Preferably, the layers of the web 17 are locked together with stitches 39 before the preform 31 is cut to length and, typically before the last roll station (FIG. 5M) in the primary roll set. This is done, for example, by a known process such as the process disclosed in U.S. Pat. No. 6,047,511 which can be modified by first compressing the material lanced from the web 17 to expand it relative to the lanced hole from which it is cut rather than, as the patent shows, first compressing the material surrounding the lanced hole to shrink the hole relative to the material lanced from the hole. As shown in FIG. 1, two vertically spaced rows of stitches 39 can be formed in the web 17. The stitches 39 improve the stability of the grid tee preform 31 when it is run through the secondary roll set.

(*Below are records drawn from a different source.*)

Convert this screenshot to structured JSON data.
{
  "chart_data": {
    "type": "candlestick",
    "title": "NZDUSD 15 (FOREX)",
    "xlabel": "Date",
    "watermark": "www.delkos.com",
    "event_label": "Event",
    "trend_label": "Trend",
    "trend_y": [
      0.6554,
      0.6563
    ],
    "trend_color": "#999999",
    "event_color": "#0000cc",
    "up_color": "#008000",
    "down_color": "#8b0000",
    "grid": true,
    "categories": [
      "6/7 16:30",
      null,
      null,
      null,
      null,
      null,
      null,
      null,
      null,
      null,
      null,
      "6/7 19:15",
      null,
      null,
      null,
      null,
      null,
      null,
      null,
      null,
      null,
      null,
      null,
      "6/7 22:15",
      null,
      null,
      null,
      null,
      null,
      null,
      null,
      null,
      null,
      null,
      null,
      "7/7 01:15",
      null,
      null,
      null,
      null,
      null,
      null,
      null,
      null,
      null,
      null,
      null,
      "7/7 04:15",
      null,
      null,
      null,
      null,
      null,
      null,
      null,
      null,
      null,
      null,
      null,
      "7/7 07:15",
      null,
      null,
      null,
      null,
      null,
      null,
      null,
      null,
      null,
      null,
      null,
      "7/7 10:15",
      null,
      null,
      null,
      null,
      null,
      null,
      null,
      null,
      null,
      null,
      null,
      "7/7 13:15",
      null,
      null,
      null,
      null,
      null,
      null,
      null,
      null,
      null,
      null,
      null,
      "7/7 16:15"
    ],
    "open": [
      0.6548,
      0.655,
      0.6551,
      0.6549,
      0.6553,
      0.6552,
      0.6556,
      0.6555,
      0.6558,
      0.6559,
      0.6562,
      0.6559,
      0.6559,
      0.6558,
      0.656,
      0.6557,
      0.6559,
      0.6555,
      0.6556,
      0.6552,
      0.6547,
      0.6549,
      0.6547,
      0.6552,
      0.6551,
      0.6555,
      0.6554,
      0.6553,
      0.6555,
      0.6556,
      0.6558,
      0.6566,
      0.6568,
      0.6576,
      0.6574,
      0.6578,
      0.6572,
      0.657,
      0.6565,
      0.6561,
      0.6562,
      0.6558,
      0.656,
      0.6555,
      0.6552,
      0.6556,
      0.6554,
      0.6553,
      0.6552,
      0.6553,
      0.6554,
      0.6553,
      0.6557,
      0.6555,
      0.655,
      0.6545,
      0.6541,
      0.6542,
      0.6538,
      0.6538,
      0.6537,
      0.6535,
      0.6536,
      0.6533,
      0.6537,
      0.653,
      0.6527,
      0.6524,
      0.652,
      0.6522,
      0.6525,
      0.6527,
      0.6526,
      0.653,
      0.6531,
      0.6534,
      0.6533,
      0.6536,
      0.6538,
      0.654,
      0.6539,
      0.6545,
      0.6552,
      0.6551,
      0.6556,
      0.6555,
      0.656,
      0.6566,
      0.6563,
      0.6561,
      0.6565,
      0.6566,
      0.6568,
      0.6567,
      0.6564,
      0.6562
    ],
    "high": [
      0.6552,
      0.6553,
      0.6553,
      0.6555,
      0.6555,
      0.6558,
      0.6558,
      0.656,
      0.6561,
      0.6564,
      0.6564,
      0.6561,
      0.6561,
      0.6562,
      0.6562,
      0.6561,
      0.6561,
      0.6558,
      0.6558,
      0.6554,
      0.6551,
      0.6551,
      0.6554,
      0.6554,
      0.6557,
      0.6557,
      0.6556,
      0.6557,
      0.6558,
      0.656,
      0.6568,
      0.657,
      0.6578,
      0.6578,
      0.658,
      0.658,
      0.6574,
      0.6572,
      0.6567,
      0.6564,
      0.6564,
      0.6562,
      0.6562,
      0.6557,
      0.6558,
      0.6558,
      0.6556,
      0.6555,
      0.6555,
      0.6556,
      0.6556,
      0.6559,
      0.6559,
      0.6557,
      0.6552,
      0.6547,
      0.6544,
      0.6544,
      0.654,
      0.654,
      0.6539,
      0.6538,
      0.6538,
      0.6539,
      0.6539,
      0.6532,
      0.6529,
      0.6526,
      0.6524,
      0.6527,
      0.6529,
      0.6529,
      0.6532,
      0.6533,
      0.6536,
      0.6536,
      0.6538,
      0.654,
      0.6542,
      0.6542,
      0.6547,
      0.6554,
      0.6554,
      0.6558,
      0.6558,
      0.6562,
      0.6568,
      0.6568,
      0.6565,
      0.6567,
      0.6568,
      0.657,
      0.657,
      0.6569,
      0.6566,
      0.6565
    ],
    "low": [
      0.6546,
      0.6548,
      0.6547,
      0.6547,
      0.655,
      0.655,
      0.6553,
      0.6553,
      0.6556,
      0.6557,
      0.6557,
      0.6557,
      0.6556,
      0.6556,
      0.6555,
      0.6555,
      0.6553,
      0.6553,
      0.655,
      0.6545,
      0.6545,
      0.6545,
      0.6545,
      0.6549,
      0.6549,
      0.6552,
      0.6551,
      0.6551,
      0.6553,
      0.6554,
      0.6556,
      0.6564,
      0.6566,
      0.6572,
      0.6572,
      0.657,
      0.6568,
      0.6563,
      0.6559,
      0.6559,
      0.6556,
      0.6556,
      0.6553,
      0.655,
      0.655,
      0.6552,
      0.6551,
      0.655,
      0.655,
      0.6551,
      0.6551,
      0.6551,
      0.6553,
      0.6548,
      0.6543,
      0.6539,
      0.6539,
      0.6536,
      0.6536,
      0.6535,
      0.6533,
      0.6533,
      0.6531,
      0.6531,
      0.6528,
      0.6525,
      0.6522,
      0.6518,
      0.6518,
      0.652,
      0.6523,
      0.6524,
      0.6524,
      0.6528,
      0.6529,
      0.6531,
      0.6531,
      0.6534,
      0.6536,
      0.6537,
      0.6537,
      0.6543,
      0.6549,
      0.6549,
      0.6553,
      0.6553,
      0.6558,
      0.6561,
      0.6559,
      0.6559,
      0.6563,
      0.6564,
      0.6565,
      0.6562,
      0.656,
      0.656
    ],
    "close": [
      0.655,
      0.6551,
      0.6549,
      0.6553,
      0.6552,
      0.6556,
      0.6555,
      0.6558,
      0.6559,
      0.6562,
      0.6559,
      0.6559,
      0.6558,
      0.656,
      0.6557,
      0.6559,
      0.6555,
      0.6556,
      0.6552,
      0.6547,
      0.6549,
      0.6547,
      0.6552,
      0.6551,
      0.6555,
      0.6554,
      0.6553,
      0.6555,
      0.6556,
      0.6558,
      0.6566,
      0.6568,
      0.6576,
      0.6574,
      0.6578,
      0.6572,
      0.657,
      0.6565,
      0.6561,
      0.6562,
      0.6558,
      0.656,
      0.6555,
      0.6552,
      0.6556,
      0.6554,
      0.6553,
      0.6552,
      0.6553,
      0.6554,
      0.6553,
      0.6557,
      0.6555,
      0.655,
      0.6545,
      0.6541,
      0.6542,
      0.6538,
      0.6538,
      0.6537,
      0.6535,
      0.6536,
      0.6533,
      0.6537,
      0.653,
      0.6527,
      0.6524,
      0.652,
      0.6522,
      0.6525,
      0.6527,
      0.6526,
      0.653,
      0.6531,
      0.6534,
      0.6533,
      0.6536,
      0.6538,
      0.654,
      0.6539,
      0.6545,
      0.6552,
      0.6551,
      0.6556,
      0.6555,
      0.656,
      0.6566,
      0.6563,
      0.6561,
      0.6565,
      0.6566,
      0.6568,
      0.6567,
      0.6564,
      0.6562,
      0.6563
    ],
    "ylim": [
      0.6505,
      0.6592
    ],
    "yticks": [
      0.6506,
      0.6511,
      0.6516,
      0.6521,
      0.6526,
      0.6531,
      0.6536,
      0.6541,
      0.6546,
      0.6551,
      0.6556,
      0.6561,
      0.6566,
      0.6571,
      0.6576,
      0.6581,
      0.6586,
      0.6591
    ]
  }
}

As previously mentioned, the perform tee 31, made of the combined main body strip 12 and face strip 13 finished in the primary roll set of FIGS. 5A-5M is rough cut to a length and passed to a stamping press. After the preform tee 31 is processed in the press, it is sent through the secondary roll set schematically shown in FIG. 6A-6L. Each figure progressing from FIG. 6A-6L represents a successive roll set. An inspection of these roll set views shows that there is no upper roller back-up on the upper side of the preform flanges, designated 40 in FIG. 6A, that lies vertically under the bulb 16. Close inspection of the FIGS. 6B-6L reveals that the preform flange 40 bends upwardly on each side of the web 17 at the score line 38 despite the absence in each of these illustrated stations of a back-up roll on the upper side of the flange 40 inward of the score lines 38. This bending is initiated in the roll station shown in FIG. 6B where the flange 40 is deflected upwardly by a lower roll 46. The rolls in the stations shown in FIG. 6B-6K progressively deform each side of the flange 40 through a series of gull wing stages. The station at FIG. 6K squares up the gull wing character of the tee flange departing the station shown in FIG. 6J. The tee 10 is finally shaped in the station of FIG. 6L. Throughout the stations, 6B-6L, the score lines 38, like creases in a sheet of cardboard, localize the bending of the flange 40 even though there is no back-up roll at the inside of this bend.
It should be evident that this disclosure is by way of example and that various changes may be made by adding, modifying or eliminating details without departing from the fair scope of the teaching contained in this disclosure. The invention is therefore not limited to particular details of this disclosure except to the extent that the following claims are necessarily so limited.